An ellipse is a fascinating shape, somewhat like a stretched circle. The equation of an ellipse in its standard form is either \[ \frac{x^2}{a^2} + \frac{y^2}{b^2} = 1 \] or \[ \frac{x^2}{b^2} + \frac{y^2}{a^2} = 1 \] depending on its orientation. Here, "a" and "b" are the lengths of the semi-major and semi-minor axes. This standard form equation helps in easily identifying these axes and determining the ellipse's properties.

• For horizontal ellipses, the first form is used with \(a > b\).
• For vertical ellipses, the second form is used with \(b > a\).
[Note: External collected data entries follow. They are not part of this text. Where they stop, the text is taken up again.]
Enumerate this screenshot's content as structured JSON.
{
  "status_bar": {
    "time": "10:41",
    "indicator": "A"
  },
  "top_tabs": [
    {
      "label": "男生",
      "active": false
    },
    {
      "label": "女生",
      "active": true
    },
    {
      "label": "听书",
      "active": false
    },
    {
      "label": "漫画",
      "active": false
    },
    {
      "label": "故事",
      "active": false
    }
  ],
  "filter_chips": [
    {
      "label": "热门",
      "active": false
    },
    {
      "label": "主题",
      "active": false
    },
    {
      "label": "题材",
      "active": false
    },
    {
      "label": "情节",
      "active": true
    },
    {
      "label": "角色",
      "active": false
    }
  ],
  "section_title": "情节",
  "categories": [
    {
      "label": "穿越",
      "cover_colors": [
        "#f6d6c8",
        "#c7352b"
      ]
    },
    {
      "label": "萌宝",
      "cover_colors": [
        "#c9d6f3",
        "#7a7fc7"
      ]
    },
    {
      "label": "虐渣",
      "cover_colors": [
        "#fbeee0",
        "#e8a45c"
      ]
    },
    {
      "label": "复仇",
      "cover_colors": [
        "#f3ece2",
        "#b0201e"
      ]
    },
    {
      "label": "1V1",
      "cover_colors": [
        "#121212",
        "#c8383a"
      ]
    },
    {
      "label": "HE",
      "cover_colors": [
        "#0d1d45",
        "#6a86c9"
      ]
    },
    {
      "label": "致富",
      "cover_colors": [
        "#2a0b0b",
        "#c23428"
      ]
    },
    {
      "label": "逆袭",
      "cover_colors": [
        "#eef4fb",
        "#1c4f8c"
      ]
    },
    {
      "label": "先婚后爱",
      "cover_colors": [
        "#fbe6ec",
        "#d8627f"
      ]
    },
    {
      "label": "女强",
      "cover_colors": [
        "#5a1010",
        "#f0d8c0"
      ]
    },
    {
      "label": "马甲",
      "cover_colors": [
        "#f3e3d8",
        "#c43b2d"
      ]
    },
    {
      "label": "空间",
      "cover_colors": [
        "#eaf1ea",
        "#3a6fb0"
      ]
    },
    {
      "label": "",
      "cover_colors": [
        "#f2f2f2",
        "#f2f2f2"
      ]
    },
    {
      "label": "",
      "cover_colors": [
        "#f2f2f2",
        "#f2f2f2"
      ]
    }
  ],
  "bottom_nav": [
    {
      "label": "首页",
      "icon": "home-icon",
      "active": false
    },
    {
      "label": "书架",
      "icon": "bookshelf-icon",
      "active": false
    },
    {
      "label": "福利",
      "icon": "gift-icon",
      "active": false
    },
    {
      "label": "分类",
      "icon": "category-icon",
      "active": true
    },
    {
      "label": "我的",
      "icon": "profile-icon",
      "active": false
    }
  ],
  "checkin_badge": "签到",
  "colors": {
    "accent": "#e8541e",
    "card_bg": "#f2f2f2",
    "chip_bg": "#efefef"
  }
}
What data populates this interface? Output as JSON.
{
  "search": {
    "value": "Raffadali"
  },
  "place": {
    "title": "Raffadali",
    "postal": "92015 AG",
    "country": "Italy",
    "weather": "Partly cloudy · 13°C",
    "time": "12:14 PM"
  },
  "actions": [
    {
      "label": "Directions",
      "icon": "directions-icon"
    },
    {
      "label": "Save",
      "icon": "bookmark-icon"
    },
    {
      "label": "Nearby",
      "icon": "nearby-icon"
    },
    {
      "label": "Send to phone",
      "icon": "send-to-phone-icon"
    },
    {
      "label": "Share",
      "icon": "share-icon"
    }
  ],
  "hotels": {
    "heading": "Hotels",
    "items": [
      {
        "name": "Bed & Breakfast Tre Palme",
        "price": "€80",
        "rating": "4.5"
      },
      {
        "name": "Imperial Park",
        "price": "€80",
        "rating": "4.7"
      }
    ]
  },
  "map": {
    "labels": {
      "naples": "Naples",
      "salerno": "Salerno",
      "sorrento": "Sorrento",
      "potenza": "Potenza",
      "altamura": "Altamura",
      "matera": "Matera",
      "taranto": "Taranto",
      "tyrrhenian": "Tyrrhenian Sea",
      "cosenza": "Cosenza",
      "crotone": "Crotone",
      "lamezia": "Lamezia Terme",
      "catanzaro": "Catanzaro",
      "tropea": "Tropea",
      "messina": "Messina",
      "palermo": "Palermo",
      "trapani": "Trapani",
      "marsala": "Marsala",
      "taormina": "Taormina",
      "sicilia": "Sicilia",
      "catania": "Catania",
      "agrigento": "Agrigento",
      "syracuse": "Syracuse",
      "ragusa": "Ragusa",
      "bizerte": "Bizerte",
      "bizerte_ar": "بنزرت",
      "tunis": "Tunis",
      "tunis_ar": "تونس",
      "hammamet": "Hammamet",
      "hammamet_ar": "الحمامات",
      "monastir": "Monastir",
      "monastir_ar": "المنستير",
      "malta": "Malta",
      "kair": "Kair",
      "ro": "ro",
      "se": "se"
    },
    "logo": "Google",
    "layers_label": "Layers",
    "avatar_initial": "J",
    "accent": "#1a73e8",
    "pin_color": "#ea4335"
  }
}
Starting with a general second-degree equation of the form \(Ax^2 + By^2 + Cx + Dy + E = 0\), we often need to simplify it to the standard form by completing the square and dividing through by constants to ensure everything equals 1.

In an ellipse, the major axis is the longest diameter and the minor axis is the shortest. The length of the semi-major axis is denoted by "a" and the length of the semi-minor axis by "b".

• The major axis spans from one end of the ellipse to the other, passing through the center.
• It determines the longest direction of the ellipse.
• The semi-major axis extends from the center to the ellipse's furthest boundary along this line.

Similarly, the minor axis is perpendicular to the major axis at the center. The semi-minor axis extends from the center to the boundary in the direction of the minor axis. In the given equation \( \frac{x^2}{16} + \frac{y^2}{7} = 1 \), since \(a = 4\) and \(b = \sqrt{7}\), the ellipse is horizontal because \(a > b\).

The foci (plural of focus) of an ellipse are two special points situated along the major axis. The distances of any point on the ellipse to each focus sum up to a constant value, unique to that ellipse. Think of the foci as anchors that shape the ellipse.

• The distance from the center to each focus is denoted by "c".
• In a horizontal ellipse, the foci are located at \((\pm c, 0)\).
• The value of "c" is calculated using the formula \(c = \sqrt{a^2 - b^2}\).

For the given ellipse, we find \(c\) by taking \(a = 4\) and \(b = \sqrt{7}\), leading to \(c = 3\). Therefore, the foci are at \((3, 0)\) and \((-3, 0)\).

Directrices are lines that provide another way to define an ellipse. Every ellipse has two directrices, corresponding to its foci. These provide additional guidance in understanding the ellipse's eccentricity.

• The equation for the directrices of an ellipse is \(x = \pm \frac{a}{e}\) for horizontal ellipses.
• "e" is the eccentricity of the ellipse, given by \(e = \sqrt{1 - \frac{b^2}{a^2}}\).

For eccentricity \(e = \frac{3}{4}\) in the given problem, the directrices are calculated as \(x = \pm \frac{16}{3}\). These lines help describe the "stretch" of the ellipse, showing how far it is from being a perfect circle.